By boiling down "raze Troy's massive ramparts to the ground" to "rip Troy down to its foundations," Lombardo saves only one word, but over the course of the poem these add up. Plus, who wants to read "raze" when "rip" will do just as well or better? And why would you put "massive ramparts" unless you wanted someone to read the translation in a Monty Pythonesque voice ("HUGE tracts o' land")?

I'm biased, yes. Maybe there are Fagles enthusiasts out there. I came from Richmond Lattimore's translation, which is very close to the Greek, but which, as my mentor used to say, always sounds better after you've gotten through the better part of a pitcher of beer.
These paragraphs are a great example of how to characterize tone in a persuasive way: the clichéd loftiness of "massive ramparts" becomes instantly clear.

I'd add that "somehow, someday" is a very strange (intentional? unintentional?) echo of "Somewhere" from West Side Story.

Link: Comments on Iliad Book One (from Breakfast with Pandora)

comments: 7

Lee said...

I agree about 'massive ramparts' but not 'raze,' which I think is far more effective: that 'z' sound, for one; the awkward rhythm of 'rip Troy down'; and even the question of whether 'rip' is appropriate for a city. You rip out a wall, you rip out a toilet or window. Do you rip a city down?

My suggestion, in fact, would be a hybrid:

...Zeus allows us to raze Troy to its foundations.

or even perhaps

...Zeus allows us to raze Troy to the ground.

Michael Leddy said...

I like both of those better than the Fagles' version, Lee.

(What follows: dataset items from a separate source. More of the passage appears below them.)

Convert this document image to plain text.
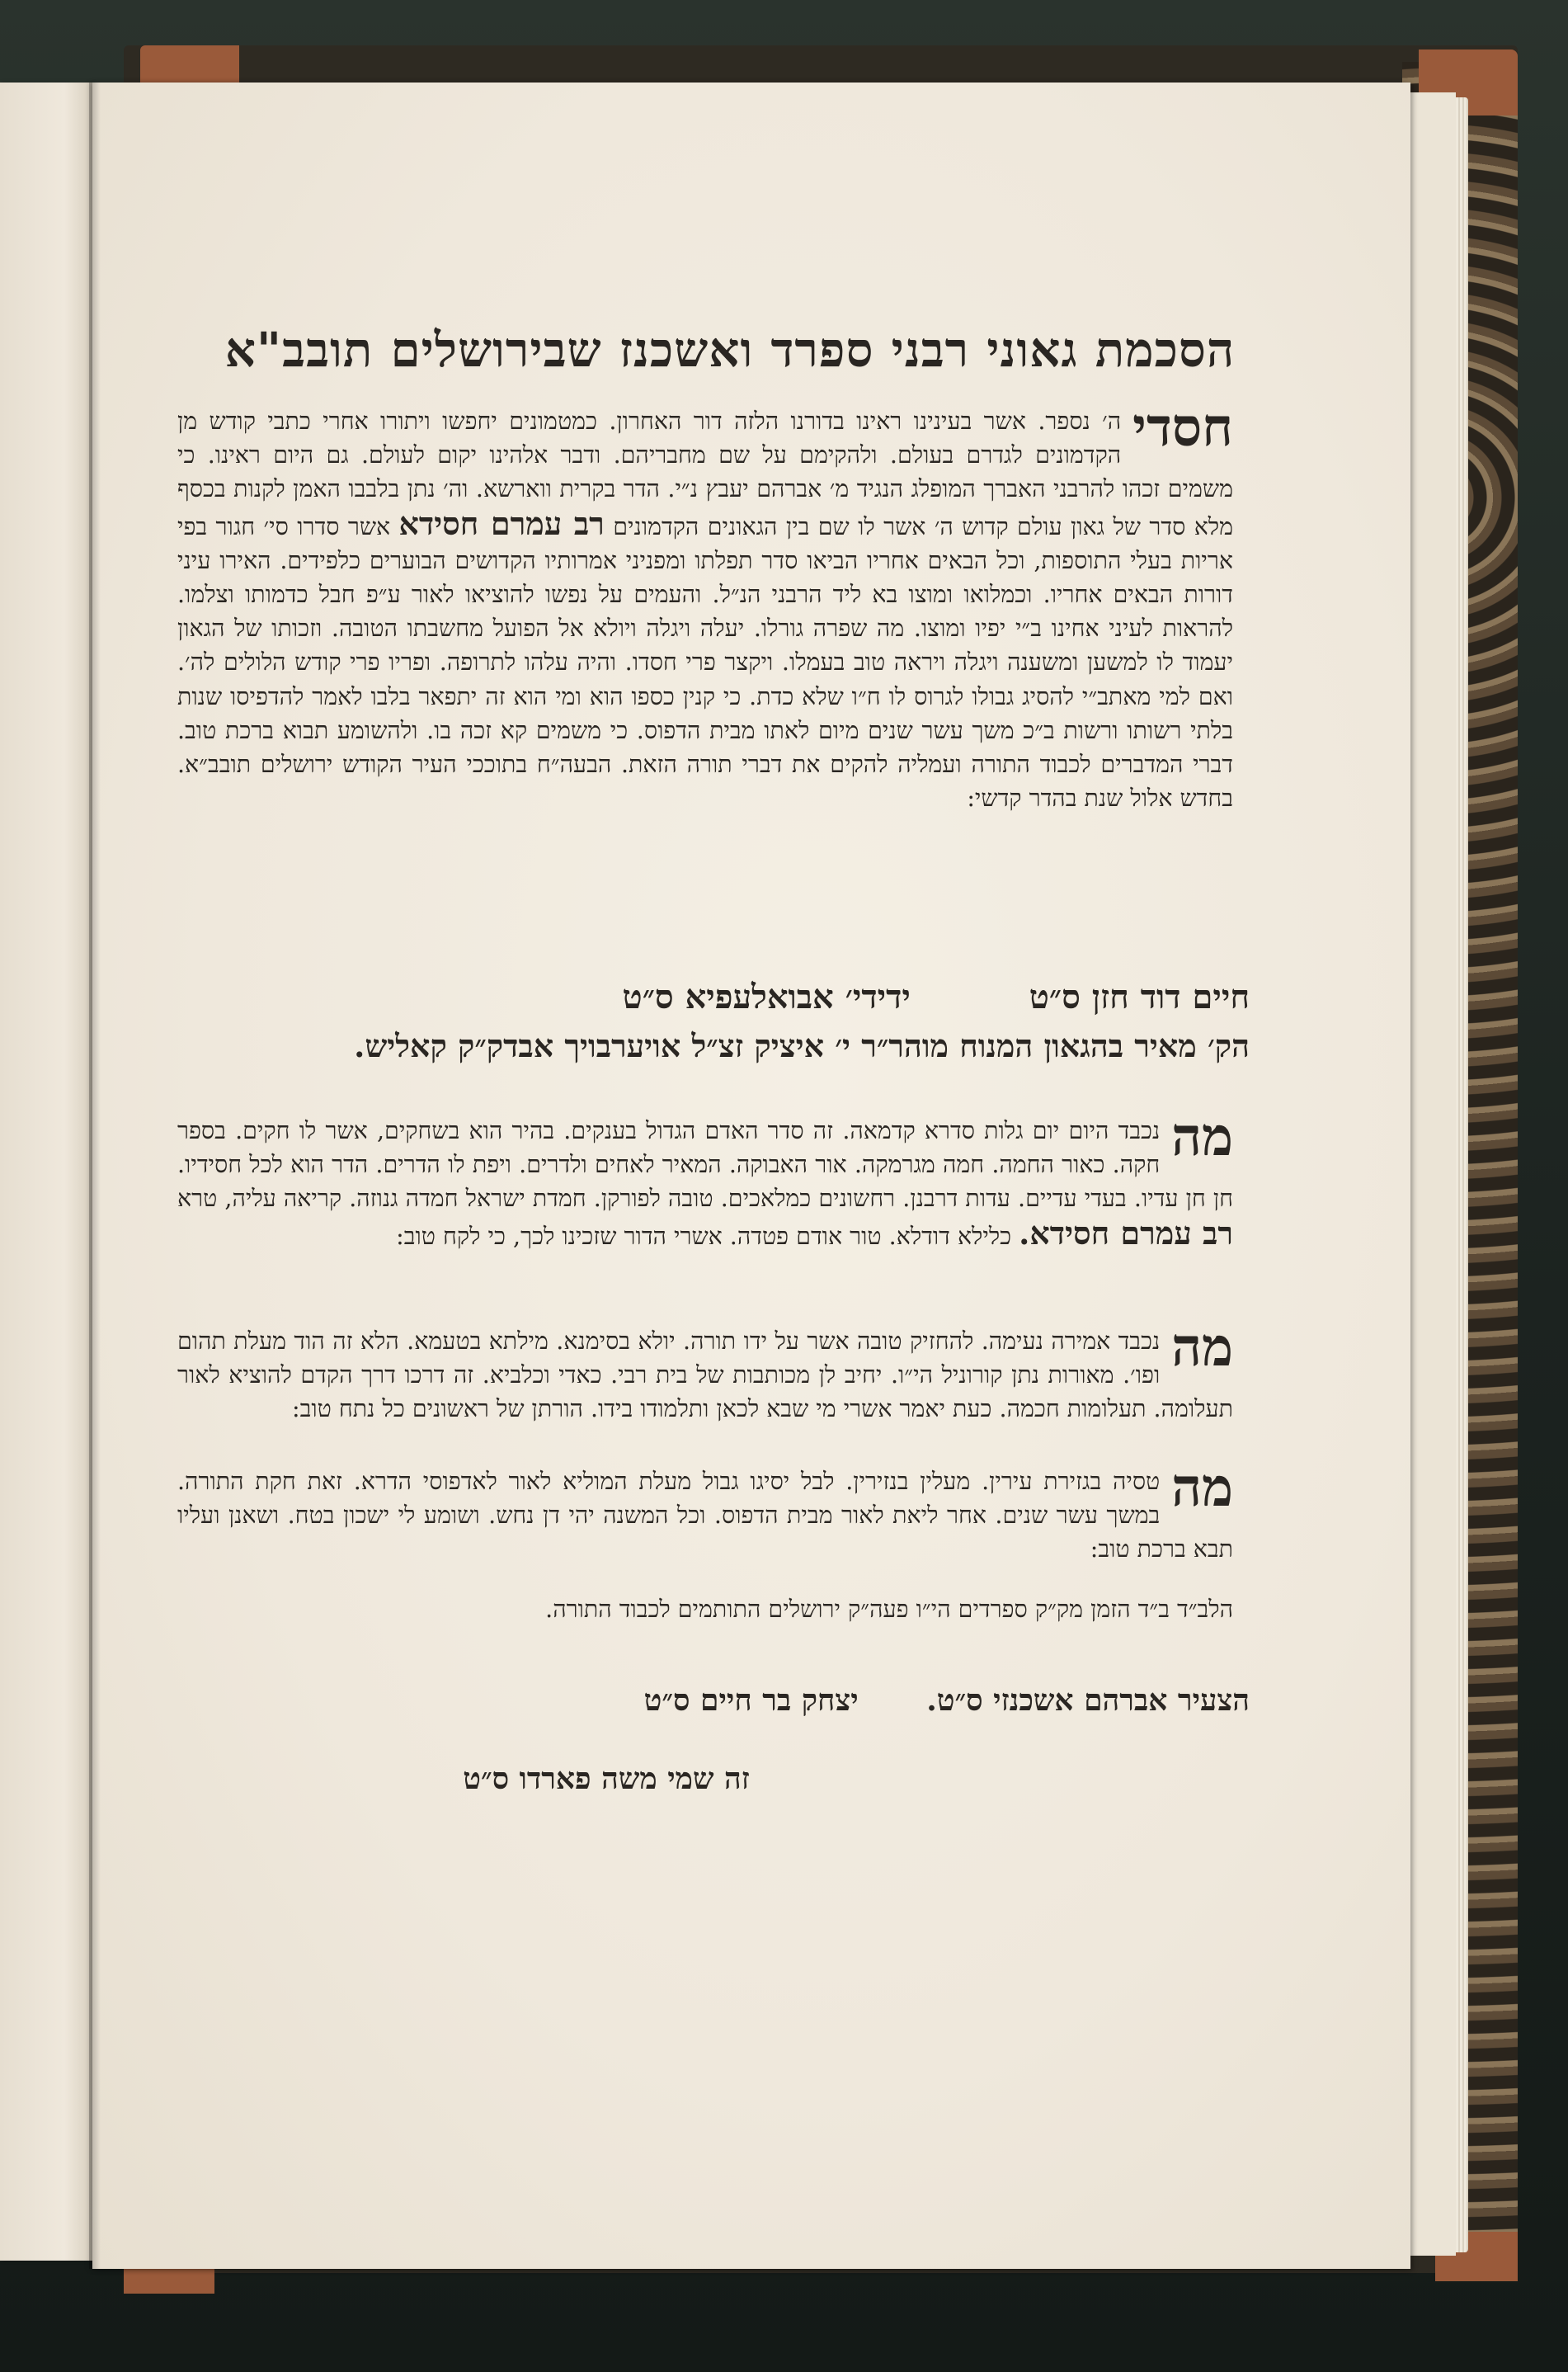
הסכמת גאוני רבני ספרד ואשכנז שבירושלים תובב"א
חסדי
ה׳ נספר. אשר בעינינו ראינו בדורנו הלזה דור האחרון. כמטמונים יחפשו ויתורו אחרי כתבי קודש מן הקדמונים לגדרם בעולם. ולהקימם על שם מחבריהם. ודבר אלהינו יקום לעולם. גם היום ראינו. כי משמים זכהו להרבני האברך המופלג הנגיד מ׳ אברהם יעבץ נ״י. הדר בקרית ווארשא. וה׳ נתן בלבבו האמן לקנות בכסף מלא סדר של גאון עולם קדוש ה׳ אשר לו שם בין הגאונים הקדמונים רב עמרם חסידא אשר סדרו סי׳ חגור בפי אריות בעלי התוספות, וכל הבאים אחריו הביאו סדר תפלתו ומפניני אמרותיו הקדושים הבוערים כלפידים. האירו עיני דורות הבאים אחריו. וכמלואו ומוצו בא ליד הרבני הנ״ל. והעמים על נפשו להוציאו לאור ע״פ חבל כדמותו וצלמו. להראות לעיני אחינו ב״י יפיו ומוצו. מה שפרה גורלו. יעלה ויגלה ויולא אל הפועל מחשבתו הטובה. וזכותו של הגאון יעמוד לו למשען ומשענה ויגלה ויראה טוב בעמלו. ויקצר פרי חסדו. והיה עלהו לתרופה. ופריו פרי קודש הלולים לה׳. ואם למי מאתב״י להסיג גבולו לגרוס לו ח״ו שלא כדת. כי קנין כספו הוא ומי הוא זה יתפאר בלבו לאמר להדפיסו שנות בלתי רשותו ורשות ב״כ משך עשר שנים מיום לאתו מבית הדפוס. כי משמים קא זכה בו. ולהשומע תבוא ברכת טוב. דברי המדברים לכבוד התורה ועמליה להקים את דברי תורה הזאת. הבעה״ח בתוככי העיר הקודש ירושלים תובב״א. בחדש אלול שנת בהדר קדשי:
חיים דוד חזן ס״ט ידידי׳ אבואלעפיא ס״ט
הק׳ מאיר בהגאון המנוח מוהר״ר י׳ איציק זצ״ל אויערבויך אבדק״ק קאליש.
מה
נכבד היום יום גלות סדרא קדמאה. זה סדר האדם הגדול בענקים. בהיר הוא בשחקים, אשר לו חקים. בספר חקה. כאור החמה. חמה מגרמקה. אור האבוקה. המאיר לאחים ולדרים. ויפת לו הדרים. הדר הוא לכל חסידיו. חן חן עדיו. בעדי עדיים. עדות דרבנן. רחשונים כמלאכים. טובה לפורקן. חמדת ישראל חמדה גנוזה. קריאה עליה, טרא רב עמרם חסידא. כלילא דודלא. טור אודם פטדה. אשרי הדור שזכינו לכך, כי לקח טוב:
מה
נכבד אמירה נעימה. להחזיק טובה אשר על ידו תורה. יולא בסימנא. מילתא בטעמא. הלא זה הוד מעלת תהום ופו׳. מאורות נתן קורוניל הי״ו. יחיב לן מכותבות של בית רבי. כאדי וכלביא. זה דרכו דרך הקדם להוציא לאור תעלומה. תעלומות חכמה. כעת יאמר אשרי מי שבא לכאן ותלמודו בידו. הורתן של ראשונים כל נתח טוב:
מה
טסיה בגזירת עירין. מעלין בנזירין. לבל יסיגו גבול מעלת המוליא לאור לאדפוסי הדרא. זאת חקת התורה. במשך עשר שנים. אחר ליאת לאור מבית הדפוס. וכל המשנה יהי דן נחש. ושומע לי ישכון בטח. ושאנן ועליו תבא ברכת טוב:
הלב״ד ב״ד הזמן מק״ק ספרדים הי״ו פעה״ק ירושלים התותמים לכבוד התורה.
הצעיר אברהם אשכנזי ס״ט. יצחק בר חיים ס״ט
זה שמי משה פארדו ס״ט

Your comment made me want to see what's happening in the Greek. (I don't have Greek, but I have the Perseus Digital Library.) And I found something interesting: Troy in these lines is Τροίην εὐτείχεον, Troiên euteicheon, "well-walled Troy." To destroy Troy would be, in a way, to rip down its wall. Raze though, is also a striking (no pun intended) word.

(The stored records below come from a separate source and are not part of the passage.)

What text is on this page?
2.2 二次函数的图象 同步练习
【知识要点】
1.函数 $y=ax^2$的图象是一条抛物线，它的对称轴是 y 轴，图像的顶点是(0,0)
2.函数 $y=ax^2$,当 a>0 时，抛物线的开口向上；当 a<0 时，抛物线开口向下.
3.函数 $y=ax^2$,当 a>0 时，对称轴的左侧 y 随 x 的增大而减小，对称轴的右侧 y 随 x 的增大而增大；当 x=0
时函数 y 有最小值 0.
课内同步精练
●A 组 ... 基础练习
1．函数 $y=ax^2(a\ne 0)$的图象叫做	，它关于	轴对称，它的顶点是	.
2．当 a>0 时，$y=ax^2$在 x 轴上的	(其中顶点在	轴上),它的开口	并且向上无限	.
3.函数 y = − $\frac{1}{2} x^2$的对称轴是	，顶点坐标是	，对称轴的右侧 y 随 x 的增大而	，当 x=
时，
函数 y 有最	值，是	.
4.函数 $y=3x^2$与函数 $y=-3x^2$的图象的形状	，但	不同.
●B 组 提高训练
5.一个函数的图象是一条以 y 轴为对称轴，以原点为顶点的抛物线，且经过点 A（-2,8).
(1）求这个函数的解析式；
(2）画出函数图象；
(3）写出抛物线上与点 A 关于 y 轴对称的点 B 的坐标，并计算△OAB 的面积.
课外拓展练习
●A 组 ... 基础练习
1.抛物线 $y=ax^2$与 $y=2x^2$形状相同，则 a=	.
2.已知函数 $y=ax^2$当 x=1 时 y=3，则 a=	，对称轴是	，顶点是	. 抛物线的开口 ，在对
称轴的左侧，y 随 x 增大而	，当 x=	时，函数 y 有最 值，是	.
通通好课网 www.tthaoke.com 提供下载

Later, in Iliad 16, Achilles speaks of his desire "To rip Ilion down, stone by sacred stone" (Lombardo's translation).

Now I'll post this comment and see if the Greek came through.

Lee said...

I don't have any knowledge of Greek but will ask my husband for his translation (into German, I suppose). All of this, of course, beautifully illustrates what an art translation is, and how woefully underappreciated.

Michael Leddy said...

"[W]oefully underappreciated" -- absolutely, as if it were a matter of decoding word by word.

Anonymous said...

Michael, I'm impressed with your Greek font. Wa hoo. I have never tried that and wouldn't know where to start. Is it a free download, perhaps?

My $.02 on translation choices-- Lee, I can "zee" your point, but to me, "raze" is an archaic word almost no one uses, and as a homonym with "raise" it can be confusing orally.

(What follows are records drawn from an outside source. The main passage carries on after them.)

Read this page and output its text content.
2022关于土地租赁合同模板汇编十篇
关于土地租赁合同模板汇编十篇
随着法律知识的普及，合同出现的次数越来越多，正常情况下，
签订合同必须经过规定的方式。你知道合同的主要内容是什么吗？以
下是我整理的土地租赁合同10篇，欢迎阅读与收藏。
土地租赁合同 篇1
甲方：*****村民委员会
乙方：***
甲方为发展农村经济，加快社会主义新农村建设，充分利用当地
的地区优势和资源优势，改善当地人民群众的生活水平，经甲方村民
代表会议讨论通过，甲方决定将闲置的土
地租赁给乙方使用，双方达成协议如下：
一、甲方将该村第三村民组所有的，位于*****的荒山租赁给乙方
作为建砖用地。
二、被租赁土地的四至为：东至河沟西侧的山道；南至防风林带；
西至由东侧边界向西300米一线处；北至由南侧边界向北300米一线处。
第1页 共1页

"Rip down" is much more sinewed a choice to me; anyway, since I've always imagined the best Iliad movie would give the Greeks American GI accents and the Trojans British, the rough, prepositioned verb feels right for Achilles.

A translator who wants to preserve something of Homer's archaic diction-- he uses a made-up dialect, in fact-- might choose "raze," but I go for immediacy.

Thanks, Michael, for the plug and the kind words.

Michael Leddy said...

DF, I like the American-British analogy. Hector suddenly seems like a very British sort when he speaks to Andromache about why he must fight.

About fonts: many fonts already have at least rudimentary Greek (and many other goodies). You can see what's there by choosing "Insert special character" or "Insert symbol" in a word-processing program. Some fonts are better than others, of course. I believe that the best font for Greek is the free New Athena Unicode, which you can get from this page. Gentium (also free) is another, available here. To get the Greek phrase in the above comment, I cut and pasted from the Perseus page (which I have set up to display Greek).

Lee said...

This blog is a dangerous place. I can already see I'm going to spend far too much time here, but I appreciate finding people who care deeply about how words are used. And I love active debate - far better than bland agreement, isn't it?

Rip vs. raze: I'm not going to argue, only to point out how each word choice carries its own, sometimes idiosyncratic, cloud of associations. For DF, raze/raise (the oral point is a good one); for me raze/razor.